Elizabeth Chudleigh, connue sous les patronymes de duchesse de Kingston, comtesse de Bristol, ou tout simplement Miss Chudleigh est née en 1720 et morte en 1788. De naissance modeste, elle fut nommée demoiselle d’honneur d’Augusta, la princesse de Galles, en 1743.
Dans le giron de sa puissante protectrice, la séduisante Miss Chudleigh ne tarde pas à faire l’admiration de ceux qui la côtoient, en particulier les hommes. Au nombre de ses admirateurs, son premier amour, le duc James d’Hamilton. Mais ce dernier doit quitter l’Angleterre et, malgré les promesses des tourtereaux de s’écrire chaque jour, ses lettres se tarissent bientôt - du moins la demoiselle le croit-elle - plongeant la jeune femme dans une immense déception.
Elle se laisse donc convaincre pas sa tante, la perfide Mrs Hanmer, d’épouser en cachette Augustus Hervey, futur comte de Bristol ("tu ne trouveras pas mieux, ma fille"). Les deux époux étant pauvres, le mariage fut gardé secret afin qu’Elizabeth puisse conserver sa place de demoiselle d’honneur à la cour. Cette union pesa sur toute la vie d’Elizabeth comme une tare honteuse et un empêchement au bonheur.
Tour à tour partagée entre le désir de divorcer (mais elle serait reconnue adultère et perdrait alors son honneur et sa position si chèrement acquise), de faire annuler le mariage pour retrouver sa liberté ou au contraire d’en établir la preuve irréfutable afin de s’approprier le titre de noblesse qui la mettrait définitivement à l’abri du besoin.
Pendant ses années de cour, cette jeune femme brillante, vive et populaire devient l’objet de tous les désirs et de toutes les jalousies, menant grande vie et se laissant couvrir de cadeaux par ses nombreux courtisans. Mais quand Elizabeth rencontra Evelyn Pierrepont, pair du royaume, fabuleusement riche et "l’homme le plus beau d’Angleterre", elle reconnut en lui l’amour de sa vie : "Pour la première fois Elizabeth ne jouait aucun jeu avec lui. L’harmonie entre eux était totale."
Un amour partagé qui, au bout de vingt ans de vie commune, amène l’imprudente à accepter de l’épouser, devenant de fait bigame. Les rumeurs qui, tout au long de sa vie, la poursuivirent même si elle feignait de les ignorer en multipliant les soirées fastueuses et la poudre aux yeux, l’affublèrent de nombreux surnoms, de "la duchesse bigame" à "la comtesse-duchesse", en passant par "la courtisane vierge" ou "la Cléopâtre du Nord", jusqu’à la pièce satirique de Samuel Foote, Voyage à Calais, où elle apparaissait sous les traits de Kitty Crocodile.
Scandaleuse, drôle, ravissante, Elizabeth sut s’attirer le soutien et l’amour des plus grands : l’électrice Maria-Antonia, à la cour de Dresde, Catherine II de Russie, Frederic II, le prince Radziwill en Pologne, même le pape Clément XIV au Vatican !

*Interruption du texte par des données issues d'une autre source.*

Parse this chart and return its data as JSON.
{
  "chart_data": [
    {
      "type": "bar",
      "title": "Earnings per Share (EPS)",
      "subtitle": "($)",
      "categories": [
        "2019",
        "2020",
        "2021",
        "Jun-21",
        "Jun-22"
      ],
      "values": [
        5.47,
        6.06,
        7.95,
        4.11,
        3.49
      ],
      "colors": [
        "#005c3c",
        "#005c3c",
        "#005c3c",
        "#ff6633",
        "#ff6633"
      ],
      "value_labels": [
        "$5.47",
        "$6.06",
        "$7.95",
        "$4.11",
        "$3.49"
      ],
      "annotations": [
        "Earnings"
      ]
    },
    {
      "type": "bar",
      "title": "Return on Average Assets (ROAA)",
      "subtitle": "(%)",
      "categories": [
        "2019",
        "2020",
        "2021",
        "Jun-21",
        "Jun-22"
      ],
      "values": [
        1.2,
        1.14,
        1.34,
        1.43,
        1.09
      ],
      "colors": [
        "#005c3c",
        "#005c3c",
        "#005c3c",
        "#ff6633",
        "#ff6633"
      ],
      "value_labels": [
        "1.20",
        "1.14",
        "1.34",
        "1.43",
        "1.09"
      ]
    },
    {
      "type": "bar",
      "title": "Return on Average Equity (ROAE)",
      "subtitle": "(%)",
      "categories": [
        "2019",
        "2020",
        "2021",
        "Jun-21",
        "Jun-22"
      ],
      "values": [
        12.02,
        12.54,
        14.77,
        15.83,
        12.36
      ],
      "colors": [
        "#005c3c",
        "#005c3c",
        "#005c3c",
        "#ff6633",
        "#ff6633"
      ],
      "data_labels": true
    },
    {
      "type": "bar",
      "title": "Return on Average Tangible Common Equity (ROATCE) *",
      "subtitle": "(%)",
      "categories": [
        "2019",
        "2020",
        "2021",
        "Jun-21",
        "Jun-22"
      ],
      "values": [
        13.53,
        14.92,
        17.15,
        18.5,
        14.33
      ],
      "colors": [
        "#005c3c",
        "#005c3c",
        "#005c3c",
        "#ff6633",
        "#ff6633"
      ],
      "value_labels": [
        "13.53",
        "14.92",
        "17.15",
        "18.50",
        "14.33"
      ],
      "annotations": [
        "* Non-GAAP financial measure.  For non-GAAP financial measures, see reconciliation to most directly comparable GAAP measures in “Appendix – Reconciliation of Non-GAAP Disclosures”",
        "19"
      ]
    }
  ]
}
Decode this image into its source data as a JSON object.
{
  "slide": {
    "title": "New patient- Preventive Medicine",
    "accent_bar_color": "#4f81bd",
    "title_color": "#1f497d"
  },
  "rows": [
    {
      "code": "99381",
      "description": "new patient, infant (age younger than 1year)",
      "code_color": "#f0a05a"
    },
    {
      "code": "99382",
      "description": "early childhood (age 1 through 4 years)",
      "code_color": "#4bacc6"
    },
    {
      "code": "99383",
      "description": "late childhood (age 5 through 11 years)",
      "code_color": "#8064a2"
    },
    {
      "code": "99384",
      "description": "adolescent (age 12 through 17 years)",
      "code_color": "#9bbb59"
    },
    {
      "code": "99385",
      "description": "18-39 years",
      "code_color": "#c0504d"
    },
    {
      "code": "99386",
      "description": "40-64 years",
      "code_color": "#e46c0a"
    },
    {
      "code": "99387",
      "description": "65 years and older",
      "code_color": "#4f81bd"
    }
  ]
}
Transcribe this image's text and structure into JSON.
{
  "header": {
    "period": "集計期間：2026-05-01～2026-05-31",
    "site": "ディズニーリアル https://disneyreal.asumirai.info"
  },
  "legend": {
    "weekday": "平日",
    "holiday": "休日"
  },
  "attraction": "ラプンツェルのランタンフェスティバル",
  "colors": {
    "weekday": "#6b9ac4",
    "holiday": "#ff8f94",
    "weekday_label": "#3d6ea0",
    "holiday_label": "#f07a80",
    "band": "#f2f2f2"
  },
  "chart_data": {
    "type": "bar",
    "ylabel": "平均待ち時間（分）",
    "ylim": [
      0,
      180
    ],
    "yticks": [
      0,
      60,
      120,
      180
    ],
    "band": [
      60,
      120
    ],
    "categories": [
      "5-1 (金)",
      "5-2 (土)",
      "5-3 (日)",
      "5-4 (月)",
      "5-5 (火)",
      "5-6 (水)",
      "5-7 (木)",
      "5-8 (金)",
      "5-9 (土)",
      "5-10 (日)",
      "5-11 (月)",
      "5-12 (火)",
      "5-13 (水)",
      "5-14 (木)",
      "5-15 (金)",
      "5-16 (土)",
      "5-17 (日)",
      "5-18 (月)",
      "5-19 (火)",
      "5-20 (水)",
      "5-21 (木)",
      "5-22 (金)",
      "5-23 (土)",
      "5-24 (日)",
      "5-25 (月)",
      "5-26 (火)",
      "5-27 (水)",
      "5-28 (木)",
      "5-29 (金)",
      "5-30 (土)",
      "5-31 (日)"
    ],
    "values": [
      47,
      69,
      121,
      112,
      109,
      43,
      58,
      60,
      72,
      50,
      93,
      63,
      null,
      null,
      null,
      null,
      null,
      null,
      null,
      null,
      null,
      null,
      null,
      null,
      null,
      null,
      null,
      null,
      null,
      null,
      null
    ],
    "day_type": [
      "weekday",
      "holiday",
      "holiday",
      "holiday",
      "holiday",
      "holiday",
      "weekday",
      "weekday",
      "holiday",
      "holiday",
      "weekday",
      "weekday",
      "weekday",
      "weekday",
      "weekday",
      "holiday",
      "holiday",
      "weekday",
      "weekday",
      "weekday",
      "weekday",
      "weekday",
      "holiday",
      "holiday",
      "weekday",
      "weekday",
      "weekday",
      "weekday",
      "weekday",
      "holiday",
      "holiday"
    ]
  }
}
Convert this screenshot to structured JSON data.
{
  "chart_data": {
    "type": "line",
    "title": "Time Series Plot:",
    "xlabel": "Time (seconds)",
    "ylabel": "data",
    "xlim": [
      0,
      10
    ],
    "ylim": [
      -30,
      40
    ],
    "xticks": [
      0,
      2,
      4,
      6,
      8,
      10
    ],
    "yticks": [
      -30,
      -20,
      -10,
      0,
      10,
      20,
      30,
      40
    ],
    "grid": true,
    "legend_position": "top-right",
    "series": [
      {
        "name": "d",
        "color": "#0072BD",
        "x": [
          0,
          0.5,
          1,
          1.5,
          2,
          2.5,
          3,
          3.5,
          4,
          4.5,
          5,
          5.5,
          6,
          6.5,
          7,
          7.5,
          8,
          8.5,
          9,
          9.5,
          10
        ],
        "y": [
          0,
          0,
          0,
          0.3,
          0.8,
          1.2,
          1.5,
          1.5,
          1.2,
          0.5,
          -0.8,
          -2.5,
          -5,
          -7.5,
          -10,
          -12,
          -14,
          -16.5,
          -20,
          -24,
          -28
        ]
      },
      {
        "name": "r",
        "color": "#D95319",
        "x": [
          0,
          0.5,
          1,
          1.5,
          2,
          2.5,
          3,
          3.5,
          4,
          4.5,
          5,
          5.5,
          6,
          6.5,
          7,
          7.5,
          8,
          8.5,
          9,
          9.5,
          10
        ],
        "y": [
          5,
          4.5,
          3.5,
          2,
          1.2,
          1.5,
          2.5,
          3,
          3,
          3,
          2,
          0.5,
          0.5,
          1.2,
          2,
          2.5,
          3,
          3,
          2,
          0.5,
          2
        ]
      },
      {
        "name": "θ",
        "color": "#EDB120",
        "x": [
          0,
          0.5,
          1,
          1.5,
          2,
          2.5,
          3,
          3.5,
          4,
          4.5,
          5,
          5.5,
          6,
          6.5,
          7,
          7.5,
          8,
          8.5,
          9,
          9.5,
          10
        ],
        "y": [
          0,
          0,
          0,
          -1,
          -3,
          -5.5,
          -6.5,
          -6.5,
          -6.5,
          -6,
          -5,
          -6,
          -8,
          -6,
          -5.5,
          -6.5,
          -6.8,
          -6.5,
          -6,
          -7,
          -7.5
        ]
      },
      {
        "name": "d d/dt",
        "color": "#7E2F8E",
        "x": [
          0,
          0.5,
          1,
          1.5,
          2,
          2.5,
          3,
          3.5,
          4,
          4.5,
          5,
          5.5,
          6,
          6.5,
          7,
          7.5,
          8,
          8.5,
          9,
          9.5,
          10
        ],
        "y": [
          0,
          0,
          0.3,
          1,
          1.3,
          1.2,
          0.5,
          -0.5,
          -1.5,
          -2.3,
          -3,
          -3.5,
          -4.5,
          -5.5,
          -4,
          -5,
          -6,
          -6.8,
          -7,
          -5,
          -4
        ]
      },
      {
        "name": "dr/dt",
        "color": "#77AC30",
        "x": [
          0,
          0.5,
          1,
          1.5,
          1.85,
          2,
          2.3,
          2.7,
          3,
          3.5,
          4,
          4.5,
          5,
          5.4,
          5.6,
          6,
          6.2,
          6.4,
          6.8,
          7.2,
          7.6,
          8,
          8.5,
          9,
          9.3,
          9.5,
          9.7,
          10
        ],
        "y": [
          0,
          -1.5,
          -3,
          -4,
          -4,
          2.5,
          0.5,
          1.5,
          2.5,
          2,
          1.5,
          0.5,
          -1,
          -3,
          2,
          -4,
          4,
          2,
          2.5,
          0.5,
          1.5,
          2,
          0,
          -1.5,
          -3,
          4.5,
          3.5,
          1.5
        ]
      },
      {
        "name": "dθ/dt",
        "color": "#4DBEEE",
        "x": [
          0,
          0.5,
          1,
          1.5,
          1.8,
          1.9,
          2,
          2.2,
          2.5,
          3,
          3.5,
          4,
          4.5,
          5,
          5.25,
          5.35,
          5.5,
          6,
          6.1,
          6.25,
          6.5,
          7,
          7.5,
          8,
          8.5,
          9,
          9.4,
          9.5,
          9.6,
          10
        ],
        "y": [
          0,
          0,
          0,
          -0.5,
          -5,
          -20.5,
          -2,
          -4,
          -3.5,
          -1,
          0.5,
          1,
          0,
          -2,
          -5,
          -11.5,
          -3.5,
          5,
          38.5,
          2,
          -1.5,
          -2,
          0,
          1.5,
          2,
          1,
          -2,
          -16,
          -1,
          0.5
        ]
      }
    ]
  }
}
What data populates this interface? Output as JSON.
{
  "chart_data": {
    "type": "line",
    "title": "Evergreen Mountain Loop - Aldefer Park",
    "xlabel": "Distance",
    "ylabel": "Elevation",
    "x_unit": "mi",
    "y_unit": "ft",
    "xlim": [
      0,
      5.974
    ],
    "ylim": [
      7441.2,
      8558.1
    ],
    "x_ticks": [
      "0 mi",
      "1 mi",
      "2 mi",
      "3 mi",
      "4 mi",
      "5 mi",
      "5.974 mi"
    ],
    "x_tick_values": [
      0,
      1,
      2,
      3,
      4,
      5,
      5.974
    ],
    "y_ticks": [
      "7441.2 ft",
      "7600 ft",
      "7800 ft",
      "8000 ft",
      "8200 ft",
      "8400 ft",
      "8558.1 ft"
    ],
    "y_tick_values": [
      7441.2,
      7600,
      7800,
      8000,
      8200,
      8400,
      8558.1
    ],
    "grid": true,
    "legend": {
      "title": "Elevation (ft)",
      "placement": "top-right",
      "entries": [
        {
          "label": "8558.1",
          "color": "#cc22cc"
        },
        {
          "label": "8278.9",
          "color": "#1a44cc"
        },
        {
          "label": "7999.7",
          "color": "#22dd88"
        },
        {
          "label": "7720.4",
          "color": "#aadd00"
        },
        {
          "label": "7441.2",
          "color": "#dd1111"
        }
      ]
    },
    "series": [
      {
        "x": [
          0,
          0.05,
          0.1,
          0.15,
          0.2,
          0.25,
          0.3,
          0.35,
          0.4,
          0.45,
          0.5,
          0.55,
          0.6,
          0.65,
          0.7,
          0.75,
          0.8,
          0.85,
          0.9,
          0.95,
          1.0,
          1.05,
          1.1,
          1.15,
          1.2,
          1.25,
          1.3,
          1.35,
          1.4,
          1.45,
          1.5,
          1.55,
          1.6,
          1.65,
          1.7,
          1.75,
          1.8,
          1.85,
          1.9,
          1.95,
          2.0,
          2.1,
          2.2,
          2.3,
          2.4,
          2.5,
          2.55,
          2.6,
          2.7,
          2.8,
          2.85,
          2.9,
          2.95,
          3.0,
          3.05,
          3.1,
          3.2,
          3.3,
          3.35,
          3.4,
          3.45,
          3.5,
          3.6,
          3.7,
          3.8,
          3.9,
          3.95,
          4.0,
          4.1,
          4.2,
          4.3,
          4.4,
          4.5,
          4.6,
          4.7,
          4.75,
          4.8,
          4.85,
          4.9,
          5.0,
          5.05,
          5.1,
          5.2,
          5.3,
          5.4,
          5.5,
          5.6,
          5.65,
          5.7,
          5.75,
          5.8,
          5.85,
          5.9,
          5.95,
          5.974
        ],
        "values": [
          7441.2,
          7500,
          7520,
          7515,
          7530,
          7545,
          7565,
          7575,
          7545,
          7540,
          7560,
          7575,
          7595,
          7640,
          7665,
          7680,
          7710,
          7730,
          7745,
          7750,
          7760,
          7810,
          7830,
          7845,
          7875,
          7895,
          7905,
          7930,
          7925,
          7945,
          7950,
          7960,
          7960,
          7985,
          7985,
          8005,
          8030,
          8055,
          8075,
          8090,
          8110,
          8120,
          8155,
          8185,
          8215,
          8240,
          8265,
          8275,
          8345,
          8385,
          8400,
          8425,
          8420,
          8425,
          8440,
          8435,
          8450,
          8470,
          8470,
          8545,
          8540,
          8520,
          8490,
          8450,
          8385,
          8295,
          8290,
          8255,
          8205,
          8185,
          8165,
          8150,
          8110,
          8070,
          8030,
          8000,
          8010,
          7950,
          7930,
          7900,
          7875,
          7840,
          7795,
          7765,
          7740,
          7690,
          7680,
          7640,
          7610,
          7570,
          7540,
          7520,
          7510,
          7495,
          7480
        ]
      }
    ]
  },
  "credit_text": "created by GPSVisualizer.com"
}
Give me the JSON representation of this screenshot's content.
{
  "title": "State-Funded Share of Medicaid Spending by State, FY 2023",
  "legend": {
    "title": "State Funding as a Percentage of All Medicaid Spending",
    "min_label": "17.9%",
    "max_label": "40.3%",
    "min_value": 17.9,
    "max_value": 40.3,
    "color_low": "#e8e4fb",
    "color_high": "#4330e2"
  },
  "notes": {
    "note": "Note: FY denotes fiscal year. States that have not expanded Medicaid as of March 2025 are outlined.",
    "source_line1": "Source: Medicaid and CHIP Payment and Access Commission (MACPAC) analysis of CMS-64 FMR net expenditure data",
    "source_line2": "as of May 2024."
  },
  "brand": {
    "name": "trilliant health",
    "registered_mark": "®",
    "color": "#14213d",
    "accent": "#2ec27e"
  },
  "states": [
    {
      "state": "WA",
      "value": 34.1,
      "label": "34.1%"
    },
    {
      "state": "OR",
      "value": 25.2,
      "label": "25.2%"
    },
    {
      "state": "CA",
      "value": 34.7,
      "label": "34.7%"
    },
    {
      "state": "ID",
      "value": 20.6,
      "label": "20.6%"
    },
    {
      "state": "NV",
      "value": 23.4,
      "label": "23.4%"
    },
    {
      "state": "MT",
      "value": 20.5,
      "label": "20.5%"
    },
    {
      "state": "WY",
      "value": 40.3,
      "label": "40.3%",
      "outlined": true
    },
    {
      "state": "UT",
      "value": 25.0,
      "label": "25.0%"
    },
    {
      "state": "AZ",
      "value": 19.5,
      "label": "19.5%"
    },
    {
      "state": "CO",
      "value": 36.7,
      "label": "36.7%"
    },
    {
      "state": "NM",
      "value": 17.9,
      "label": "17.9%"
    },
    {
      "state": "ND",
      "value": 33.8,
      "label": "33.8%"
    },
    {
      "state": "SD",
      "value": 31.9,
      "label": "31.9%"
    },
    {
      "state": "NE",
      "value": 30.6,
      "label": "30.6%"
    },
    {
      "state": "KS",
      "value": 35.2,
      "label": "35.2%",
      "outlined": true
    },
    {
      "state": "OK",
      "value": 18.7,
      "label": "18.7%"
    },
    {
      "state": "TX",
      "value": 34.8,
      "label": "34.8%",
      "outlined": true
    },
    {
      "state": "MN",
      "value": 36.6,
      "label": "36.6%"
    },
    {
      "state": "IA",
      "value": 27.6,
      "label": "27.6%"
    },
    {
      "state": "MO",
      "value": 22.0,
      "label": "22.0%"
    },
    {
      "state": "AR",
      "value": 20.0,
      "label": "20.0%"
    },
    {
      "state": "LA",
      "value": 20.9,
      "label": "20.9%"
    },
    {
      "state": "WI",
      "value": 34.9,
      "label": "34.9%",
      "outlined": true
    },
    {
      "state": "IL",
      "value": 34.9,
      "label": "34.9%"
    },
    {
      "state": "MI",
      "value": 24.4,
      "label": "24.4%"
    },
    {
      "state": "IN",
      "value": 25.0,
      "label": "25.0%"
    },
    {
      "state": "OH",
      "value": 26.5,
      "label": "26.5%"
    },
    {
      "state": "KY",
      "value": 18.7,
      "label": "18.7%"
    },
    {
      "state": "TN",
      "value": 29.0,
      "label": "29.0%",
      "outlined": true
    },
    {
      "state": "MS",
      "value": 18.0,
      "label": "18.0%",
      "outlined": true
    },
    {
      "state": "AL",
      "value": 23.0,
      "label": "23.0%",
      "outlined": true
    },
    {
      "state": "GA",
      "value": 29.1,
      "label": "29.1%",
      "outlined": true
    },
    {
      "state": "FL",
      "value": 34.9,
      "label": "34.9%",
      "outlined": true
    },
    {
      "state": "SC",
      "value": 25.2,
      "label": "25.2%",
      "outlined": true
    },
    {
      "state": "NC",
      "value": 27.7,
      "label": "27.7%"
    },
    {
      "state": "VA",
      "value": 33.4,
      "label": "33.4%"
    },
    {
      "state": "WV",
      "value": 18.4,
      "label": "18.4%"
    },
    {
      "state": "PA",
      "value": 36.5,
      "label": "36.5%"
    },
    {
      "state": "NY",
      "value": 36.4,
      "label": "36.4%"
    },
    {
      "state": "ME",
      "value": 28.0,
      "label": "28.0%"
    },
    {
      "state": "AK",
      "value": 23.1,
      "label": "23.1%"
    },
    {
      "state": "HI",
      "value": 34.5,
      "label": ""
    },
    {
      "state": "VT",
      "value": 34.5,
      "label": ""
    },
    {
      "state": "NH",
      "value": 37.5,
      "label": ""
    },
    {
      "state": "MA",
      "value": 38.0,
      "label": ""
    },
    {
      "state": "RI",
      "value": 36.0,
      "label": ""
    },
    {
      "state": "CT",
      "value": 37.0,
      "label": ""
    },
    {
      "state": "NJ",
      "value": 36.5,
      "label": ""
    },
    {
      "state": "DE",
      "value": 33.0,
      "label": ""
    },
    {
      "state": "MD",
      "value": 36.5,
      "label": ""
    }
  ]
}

Tous la reçurent avec faste et la protégèrent. Ce qui ne lui évita pas le procès du siècle pour bigamie - elle risquait la peine de mort -, qui attira à Westminster Hall, agrandi pour l’occasion, tout ce que l’Europe comptait de noblesse.
Dans un monde où la futilité et les apparences étaient tout, Elizabeth Chudleigh joua un jeu subtil et dangereux, gardant toute sa vie un objectif en tête, consciente qu’elle était du caractère forcément éphémère de sa situation : couvrir ses arrières.
Elle amassa une véritable fortune, acheta ou fit bâtir des demeures dans toute l’Europe. Née dans une famille où elle n’avait aucune chance de connaître une vie intéressante, le destin et un caractère bien trempé firent d’elle un des personnages les plus sulfureux et connus de son temps, tour à tour adulée et détestée.
Même le gigantesque scandale et l’humiliation de son procès, véritable procès d’Etat, ne l’abattirent pas. Toujours elle se releva, avec une intelligence et une force peu communes. Cette liberté, cette audace sont rendues avec précision par Alexandra Lapierre, passée maîtresse dans l’art de ressusciter les figures des grandes dames oubliées par l’histoire - elle est notamment l’auteur de Fanny Stevenson et d’Artemisia.
Cette biographie se lit comme un roman d’aventures, et d’ailleurs la vie d’Elizabeth Chudleigh a tout des meilleures fictions : suspense, revers, amours, trahisons...
On dit même qu’elle a inspiré à William Thackeray le personnage de Béatrice, baronne Bernstein, dans The Virginians.